Agents from the U.S. Immigration and Customs Enforcement, as well as other federal and local authorities, participated in the operation. ICE agents determined that most of the people in the club were illegally in the country, and they were loaded onto a bus and taken to the ICE detention center in Aurora.
About four people in the nightclub were U.S. citizens, Pullen said.
The Denver division of the DEA has been investigating the gang since the summer, when a video showed alleged gang members trying to break into an apartment at a crime-ridden complex in Aurora. President Donald Trump made a campaign stop in Aurora and vowed to begin mass deportations of immigrants in what he has called “Operation Aurora.”
Pullen said the raid was not planned to coincide with the new president taking office.
“This is the timeline we were working,” he said. “This case started during the Biden administration and continued into the Trump.
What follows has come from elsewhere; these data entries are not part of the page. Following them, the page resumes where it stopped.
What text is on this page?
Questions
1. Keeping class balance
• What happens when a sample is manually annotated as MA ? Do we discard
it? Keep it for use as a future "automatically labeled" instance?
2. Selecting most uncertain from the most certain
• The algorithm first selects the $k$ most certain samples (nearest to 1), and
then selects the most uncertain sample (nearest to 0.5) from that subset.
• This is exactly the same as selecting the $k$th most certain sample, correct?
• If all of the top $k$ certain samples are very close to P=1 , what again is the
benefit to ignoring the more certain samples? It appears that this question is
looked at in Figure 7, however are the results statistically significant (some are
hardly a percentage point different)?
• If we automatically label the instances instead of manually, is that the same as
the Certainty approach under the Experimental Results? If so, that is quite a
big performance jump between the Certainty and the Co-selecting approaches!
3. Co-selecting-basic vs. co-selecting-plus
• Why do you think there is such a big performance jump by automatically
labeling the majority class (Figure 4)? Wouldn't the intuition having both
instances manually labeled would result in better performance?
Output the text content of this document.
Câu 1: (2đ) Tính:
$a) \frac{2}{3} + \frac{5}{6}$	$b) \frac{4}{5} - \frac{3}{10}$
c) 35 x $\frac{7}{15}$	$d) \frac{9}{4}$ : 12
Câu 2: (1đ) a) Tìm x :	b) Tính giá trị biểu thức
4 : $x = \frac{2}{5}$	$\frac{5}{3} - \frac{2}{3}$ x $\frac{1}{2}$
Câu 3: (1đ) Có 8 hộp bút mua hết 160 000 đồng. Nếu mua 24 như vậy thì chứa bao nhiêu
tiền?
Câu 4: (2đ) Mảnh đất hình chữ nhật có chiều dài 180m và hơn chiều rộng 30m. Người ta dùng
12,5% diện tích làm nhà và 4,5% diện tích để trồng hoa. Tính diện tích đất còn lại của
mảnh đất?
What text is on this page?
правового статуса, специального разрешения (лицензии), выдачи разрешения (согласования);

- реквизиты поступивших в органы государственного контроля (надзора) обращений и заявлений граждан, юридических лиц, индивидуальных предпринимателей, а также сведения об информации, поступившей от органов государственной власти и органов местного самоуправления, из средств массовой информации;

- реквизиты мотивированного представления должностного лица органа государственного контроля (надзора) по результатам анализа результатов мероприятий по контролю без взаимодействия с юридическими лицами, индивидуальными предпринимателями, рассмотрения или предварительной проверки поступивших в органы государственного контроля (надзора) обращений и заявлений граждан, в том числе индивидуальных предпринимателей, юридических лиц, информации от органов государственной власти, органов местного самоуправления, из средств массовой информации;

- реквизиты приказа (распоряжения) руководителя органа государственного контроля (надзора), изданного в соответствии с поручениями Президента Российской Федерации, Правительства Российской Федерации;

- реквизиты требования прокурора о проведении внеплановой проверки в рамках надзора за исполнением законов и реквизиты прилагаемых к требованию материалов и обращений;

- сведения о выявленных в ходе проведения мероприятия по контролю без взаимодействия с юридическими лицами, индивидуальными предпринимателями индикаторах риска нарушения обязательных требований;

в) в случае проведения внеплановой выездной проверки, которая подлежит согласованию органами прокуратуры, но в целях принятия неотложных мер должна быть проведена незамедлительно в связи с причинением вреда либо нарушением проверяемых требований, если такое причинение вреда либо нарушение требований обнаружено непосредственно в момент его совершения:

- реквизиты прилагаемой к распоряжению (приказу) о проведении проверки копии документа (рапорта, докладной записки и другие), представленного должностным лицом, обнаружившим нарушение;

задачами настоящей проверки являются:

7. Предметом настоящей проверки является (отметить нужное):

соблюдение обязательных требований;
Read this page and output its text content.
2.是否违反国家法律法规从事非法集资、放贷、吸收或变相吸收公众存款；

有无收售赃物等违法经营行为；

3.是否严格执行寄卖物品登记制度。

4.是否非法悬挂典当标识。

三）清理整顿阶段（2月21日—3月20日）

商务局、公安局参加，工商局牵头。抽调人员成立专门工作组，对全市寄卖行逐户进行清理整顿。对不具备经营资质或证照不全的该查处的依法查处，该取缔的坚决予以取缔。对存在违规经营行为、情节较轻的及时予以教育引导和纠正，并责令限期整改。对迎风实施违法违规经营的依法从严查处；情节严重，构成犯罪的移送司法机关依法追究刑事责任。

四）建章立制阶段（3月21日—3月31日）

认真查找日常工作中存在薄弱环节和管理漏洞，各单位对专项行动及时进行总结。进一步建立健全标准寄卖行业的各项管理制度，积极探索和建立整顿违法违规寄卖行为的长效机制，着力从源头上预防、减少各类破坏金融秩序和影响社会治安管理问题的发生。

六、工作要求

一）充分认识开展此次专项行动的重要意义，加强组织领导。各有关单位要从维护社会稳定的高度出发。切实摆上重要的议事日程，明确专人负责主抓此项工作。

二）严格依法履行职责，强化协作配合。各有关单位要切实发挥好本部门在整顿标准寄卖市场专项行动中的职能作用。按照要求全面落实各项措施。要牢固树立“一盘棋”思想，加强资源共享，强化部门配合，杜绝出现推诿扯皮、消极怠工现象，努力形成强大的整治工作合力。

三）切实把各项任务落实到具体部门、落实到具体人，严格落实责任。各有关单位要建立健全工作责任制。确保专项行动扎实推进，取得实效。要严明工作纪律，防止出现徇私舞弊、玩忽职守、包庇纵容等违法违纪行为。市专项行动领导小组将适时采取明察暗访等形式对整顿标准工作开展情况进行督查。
It’s what we did last week and what we will be doing tomorrow.”
The DEA announced the raid on X, formerly Twitter. “The bus took away nearly 50 illegal aliens,” the Rocky Mountain division said in a social media post in which they included a video of a bus pulling out onto a snowy road. “This was invite-only — dozens connected to the Tren de Aragua gang were there,” the DEA posted.
Denver7 reported that the television station’s cameras captured video about 5:45 a.m. near the 6600 block of Federal Boulevard in Adams County that showed agents rounding up people and escorting them onto a bus.